Immune cell proportion and PD-L1/2 gene expression

To investigate a possible association of monocyte proportion with gene expression and promoter methylation of the immune checkpoint ligands PD-L1 and PD-L2, we used a subset of the data (n = 594) which contained matched gene expression profiles (RNA-seq). RNA-seq trimmed mean M-values (TMM) was performed using the calcNormFactors function in the edgeR package [74]. Using the voom() function in limma, the counts were converted log2-counts-per-million (logCPM) and quantile normalized [49]. DNA methylation data was processed using single sample noob approach. We then selected promoter-associated probes in PD-L1/L2 and used the average beta value of all selected probes in these regions as the promoter methylation value.

Survival analysis

Survival data was collected from original source of data (if available) as described in data collection sub-section of material and methods. To examine the association of immune cell proportion with overall survival, we performed Kaplan–Meier survival analyses with the log-rank test using the survminer and survival packages in R [43]. Samples with high proportion (> median) and low proportion (< median) were compared to see survival differences. Survival analysis was also performed to assess the cluster based survival differences in some cases (if survival data was available e.g. O-IDH).

Results

Identification and verification of methylation-derived immune cell populations

A critical step in the deconvolution of bulk data is the appropriate choice of purified reference cell types and confirming a homogeneous population. Using MethylCIBERSORT, we constructed a signature matrix consisting of 1,290 probes distinguishing 13 specific cell types, as previously described: B-cells, CD4T, CD8T, Treg, NK cells, eosinophils, neutrophils, monocytes, microglia, endothelial cells, glial cells, neurons, and the cancer fraction. After generation of the signature matrix, we verified correct representation of cellular phenotypes by visualizing the profiles with t-SNE, which demonstrated an appropriate distinction between all purified reference groups (Fig. 1a). As confirmation, additional unsupervised hierarchical clustering of the signature matrix probes clearly distinguished these cell type clusters (Fig. 1b). We further investigated the association of the cancer fraction with two purity measures, ESTIMATE and ABSOLUTE (where available) and show a significant correlation with ESTIMATE-based (R = 0.59, p value < 2.2e−16) and ABSOLUTE purity (0.77, p value < 2.2e−16) (Fig. 1c).

Fig. 1
figure 1

Signature matrix generation a t-SNE plot showing distinct clusters of methylation profiles of the pure reference cell types used to generate signature matrix. b Heatmap generated by all selected probes of signature matrix. c Scatterplot showing the estimated CIBERSORT cancer fraction (N = 4052) correlates significantly with purity (Estimate purity; R = 0.59; p value < 2.2 × 10–16, Absolute purity; R = 0.76; p value < 2.2 × 10–16)
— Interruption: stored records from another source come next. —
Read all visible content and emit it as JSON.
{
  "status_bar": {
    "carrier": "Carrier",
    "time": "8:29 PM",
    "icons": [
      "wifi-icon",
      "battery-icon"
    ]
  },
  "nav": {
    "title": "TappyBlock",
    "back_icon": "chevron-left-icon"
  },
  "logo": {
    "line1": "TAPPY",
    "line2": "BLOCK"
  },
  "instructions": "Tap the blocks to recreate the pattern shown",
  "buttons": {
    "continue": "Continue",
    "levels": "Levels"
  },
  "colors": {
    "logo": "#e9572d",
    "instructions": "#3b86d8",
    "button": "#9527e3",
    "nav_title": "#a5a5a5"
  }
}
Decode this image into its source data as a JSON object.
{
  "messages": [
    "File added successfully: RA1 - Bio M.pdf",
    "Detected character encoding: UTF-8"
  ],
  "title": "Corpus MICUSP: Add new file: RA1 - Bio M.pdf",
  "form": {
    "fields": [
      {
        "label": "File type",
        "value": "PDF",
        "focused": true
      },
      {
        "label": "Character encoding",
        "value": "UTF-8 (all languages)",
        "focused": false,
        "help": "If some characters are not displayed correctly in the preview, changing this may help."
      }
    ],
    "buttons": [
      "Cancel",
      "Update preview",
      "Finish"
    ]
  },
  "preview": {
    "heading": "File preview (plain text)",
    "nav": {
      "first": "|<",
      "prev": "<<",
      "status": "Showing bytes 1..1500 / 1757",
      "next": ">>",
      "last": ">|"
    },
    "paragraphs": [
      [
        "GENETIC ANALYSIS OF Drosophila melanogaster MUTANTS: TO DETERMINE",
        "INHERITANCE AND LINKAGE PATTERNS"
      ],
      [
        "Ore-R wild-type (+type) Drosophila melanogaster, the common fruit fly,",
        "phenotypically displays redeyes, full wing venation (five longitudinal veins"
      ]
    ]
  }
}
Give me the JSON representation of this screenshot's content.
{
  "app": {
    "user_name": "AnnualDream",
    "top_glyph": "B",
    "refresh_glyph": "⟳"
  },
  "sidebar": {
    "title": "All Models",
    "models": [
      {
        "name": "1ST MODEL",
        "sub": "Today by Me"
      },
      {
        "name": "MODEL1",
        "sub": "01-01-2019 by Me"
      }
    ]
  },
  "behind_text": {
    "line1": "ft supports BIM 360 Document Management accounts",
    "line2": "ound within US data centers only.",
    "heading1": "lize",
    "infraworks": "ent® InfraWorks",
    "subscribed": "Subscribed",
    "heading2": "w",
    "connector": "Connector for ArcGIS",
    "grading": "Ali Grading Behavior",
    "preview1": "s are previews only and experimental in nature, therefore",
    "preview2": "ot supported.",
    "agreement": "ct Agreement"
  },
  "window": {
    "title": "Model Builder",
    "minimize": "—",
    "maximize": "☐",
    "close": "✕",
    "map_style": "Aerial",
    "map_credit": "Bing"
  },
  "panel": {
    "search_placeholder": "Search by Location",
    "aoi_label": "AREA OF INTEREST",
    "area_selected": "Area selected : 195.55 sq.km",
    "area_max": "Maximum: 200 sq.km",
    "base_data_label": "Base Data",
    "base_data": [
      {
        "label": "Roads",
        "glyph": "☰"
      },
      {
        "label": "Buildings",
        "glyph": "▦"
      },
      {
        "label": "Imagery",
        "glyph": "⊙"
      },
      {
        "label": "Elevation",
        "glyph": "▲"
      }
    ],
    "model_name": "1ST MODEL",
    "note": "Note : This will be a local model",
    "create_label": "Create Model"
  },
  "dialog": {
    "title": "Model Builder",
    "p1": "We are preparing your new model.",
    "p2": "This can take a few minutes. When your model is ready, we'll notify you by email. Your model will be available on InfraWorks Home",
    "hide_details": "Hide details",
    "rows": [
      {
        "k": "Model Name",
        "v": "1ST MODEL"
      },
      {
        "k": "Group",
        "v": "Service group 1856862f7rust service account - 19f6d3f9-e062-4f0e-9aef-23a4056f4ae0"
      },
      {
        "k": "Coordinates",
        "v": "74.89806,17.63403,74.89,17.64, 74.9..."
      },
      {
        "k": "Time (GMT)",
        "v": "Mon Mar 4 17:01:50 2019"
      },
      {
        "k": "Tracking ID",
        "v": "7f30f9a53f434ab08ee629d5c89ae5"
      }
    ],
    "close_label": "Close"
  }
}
Immune cell deconvolution and clustering of IDH-wildtype diffuse gliomas

We first investigated the distribution of immune cell populations in a large set of IDH-wildtype diffuse glioblastoma (N = 2,072). This set consisted of seven methylation-defined glioma types: GBM-G34, GBM-MES, GBM-MID, GBM-MYCN, GBM-RTKI, GBM-RTKII and GBM-RTKIII that were defined using DKFZ DNA methylation classifier calibrated scores (version 11b4) [10]. From the deconvolution results, we calculated the overall mean proportion of immune cells (scaled from 0 to 1) in the IDH-wt dataset. The results indicated the average fraction of immune cells was proportionally highest for monocytes (31% of all non-cancer cells) and endothelial cells (11%) followed by CD8T (6%), B-cells (5%), neutrophils (5%), Treg (4%), microglia (3%), NK cells (2%), CD4T (1%) and eosinophils (1%). We also observed a significant contribution of non-immune cell such as glial cells (28%) and a minor contribution of neurons (1%).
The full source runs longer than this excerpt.